Photios showed a special concern for the spread of the Gospel of Jesus Christ throughout the world: it was he who commissioned Sts Cyril and Methodius to embark on their mission to the Slavs.

Most memorably, it was the Patriarch’s lot to stand against the arrogant, uncanonical and heretical claims of Pope Nicholas I of Rome, who openly asserted for the first time the Pope’s pretensions to universal jurisdiction over the Church. When the Patriarch opposed these claims, Pope Nicholas summoned a council of western bishops, which “deposed” Photios and excommunicated all clergy whom he had ordained. In 867 the Emperor Michael III was assassinated, and his successor Basil I deposed Photios, had him imprisoned, and reinstated his predecessor Ignatius. To gain legitimacy for this widely-opposed move, he submitted it to the Pope for approval. Delighted, the Pope ratified the Emperor’s decision and used it to advance the claims of the Papacy. When the eastern bishops realized what was happening they prevailed on the Emperor to release Photios from his three-year imprisonment; and when Ignatius died, the Church unanimously returned Photios to the Patriarchal throne. A Council in Constantinople in 879-880, at which Photios presided, restored communion between the Eastern and Western Churches but at the same time anathematized the heretical addition of the filioque to the Creed, which the Papacy had been promoting.

When Leo VI succeeded Basil I as Emperor, the Patriarch was once again deposed, and was imprisoned in the Monastery of the Armenians for five years. During this time he wrote the Mystagogy of the Holy Spirit, a learned and eloquent refutation of the filioque heresy. The Saint, still imprisoned, reposed in peace in 893.

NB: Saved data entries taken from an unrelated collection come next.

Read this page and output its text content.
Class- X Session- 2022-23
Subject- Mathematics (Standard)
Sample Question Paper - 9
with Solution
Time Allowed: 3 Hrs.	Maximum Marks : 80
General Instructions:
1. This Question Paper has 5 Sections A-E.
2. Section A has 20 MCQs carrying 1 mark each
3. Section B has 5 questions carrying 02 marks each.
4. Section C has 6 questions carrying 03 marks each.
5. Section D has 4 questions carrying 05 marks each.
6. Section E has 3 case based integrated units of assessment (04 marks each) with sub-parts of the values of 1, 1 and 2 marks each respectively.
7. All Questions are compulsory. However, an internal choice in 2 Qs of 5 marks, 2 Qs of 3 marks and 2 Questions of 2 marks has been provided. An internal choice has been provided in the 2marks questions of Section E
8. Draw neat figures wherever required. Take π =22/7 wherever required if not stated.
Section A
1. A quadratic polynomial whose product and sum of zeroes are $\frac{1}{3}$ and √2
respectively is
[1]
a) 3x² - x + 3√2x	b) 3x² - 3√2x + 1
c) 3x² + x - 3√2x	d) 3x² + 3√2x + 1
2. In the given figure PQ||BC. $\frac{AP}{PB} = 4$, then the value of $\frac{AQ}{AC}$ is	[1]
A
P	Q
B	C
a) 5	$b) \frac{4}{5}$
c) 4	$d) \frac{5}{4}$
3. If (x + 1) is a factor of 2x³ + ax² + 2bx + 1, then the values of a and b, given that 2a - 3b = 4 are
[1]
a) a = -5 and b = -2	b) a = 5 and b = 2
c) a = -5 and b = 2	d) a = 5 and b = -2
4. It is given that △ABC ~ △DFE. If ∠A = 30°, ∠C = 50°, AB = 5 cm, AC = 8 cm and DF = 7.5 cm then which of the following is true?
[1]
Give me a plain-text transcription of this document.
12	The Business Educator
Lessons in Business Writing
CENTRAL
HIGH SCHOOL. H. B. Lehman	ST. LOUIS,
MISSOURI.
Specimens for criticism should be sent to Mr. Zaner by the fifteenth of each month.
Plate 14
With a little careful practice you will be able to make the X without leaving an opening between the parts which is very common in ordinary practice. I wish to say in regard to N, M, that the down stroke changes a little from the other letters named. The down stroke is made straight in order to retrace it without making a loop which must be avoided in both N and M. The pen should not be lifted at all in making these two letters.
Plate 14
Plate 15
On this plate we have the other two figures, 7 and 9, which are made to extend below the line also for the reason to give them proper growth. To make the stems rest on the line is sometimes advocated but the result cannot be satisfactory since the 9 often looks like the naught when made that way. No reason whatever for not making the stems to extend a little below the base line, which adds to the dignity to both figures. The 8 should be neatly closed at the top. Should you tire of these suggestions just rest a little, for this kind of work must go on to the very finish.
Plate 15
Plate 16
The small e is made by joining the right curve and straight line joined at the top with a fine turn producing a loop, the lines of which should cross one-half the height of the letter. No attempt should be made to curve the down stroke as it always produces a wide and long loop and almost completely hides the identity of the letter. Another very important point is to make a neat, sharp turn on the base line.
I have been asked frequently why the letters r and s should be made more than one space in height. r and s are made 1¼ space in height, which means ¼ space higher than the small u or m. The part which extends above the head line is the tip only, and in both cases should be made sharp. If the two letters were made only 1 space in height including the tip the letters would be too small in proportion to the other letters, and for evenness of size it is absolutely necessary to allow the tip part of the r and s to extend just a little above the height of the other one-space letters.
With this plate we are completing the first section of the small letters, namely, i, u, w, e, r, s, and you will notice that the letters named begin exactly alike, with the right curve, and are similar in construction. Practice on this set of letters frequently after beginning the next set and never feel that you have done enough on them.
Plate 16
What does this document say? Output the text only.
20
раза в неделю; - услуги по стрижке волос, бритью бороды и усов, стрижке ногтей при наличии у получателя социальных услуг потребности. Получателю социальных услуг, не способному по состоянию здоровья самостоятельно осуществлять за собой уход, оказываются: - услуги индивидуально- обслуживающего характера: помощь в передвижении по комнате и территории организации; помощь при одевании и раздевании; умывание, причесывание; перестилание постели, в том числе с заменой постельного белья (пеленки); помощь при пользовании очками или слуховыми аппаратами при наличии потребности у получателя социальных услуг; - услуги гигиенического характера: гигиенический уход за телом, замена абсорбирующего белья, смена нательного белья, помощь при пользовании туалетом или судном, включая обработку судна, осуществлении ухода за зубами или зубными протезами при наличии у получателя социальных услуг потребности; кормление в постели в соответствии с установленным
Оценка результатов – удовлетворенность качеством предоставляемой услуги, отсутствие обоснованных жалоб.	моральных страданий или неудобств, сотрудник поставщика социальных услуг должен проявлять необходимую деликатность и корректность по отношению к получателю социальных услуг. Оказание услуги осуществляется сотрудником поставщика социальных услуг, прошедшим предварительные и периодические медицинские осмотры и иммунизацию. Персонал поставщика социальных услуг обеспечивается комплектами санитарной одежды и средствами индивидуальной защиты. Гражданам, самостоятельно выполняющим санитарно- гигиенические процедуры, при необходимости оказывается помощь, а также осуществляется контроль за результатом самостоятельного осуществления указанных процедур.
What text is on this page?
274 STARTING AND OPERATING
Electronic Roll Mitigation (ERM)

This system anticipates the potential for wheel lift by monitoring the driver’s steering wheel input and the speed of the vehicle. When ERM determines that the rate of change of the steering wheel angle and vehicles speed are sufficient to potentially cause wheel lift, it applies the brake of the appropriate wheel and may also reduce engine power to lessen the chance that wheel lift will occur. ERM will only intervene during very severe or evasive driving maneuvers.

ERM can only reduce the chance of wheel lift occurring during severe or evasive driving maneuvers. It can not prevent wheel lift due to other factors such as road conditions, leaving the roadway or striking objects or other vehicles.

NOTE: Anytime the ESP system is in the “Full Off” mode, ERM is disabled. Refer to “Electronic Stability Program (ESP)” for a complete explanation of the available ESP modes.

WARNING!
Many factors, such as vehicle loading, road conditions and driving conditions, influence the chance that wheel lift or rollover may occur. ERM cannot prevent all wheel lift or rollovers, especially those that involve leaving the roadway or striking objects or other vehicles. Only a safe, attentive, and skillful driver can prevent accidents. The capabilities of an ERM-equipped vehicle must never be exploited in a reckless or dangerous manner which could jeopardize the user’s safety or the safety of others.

Sts Barsanuphius and John the Prophet, monks of Palestine (6th c.)

‘Saint Barsanuphius the Great, who was from Egypt, and his disciple, Saint John the Prophet, struggled in very strict reclusion during the sixth century at the monastery of Abba Seridus at Gaza of Palestine, and were endowed with amazing gifts of prophecy and spiritual discernment. They are mentioned by Saint Dorotheus of Gaza, their disciple, in his writings. Many of the counsels they sent to Christians who wrote to them are preserved in the book which bears their names. Once certain of the Fathers besought Saint Barsanuphius to pray that God stay His wrath and spare the world. Saint Barsanuphius wrote back that there were “three men perfect before God,” whose prayers met at the throne of God and protected the whole world; to them it had been revealed that the wrath of God would not last long. These three, he said, were “John of Rome, Elias of Corinth, and another in the diocese of Jerusalem,” concealing the name of the last, since it was himself.’ (Great Horologion)

Saint Barsanuphius lived in such reclusion that only Abbot Seridus ever saw him: once a week the Abbot would bring him three loaves and some water, and would write down the Saint’s counsels. Some of the brethren came to suspect that Barsanuphius was an invention of the Abbot, and to relieve their minds he came out of his cell for the only time, greeted them, washed their feet, and withdrew again.

It is unknown when St Barsanuphius reposed. When it was suspected that he had died in his cell, the Patriarch of Jerusalem ordered that it be opened, but fire blasted forth from the door, preventing any from entering.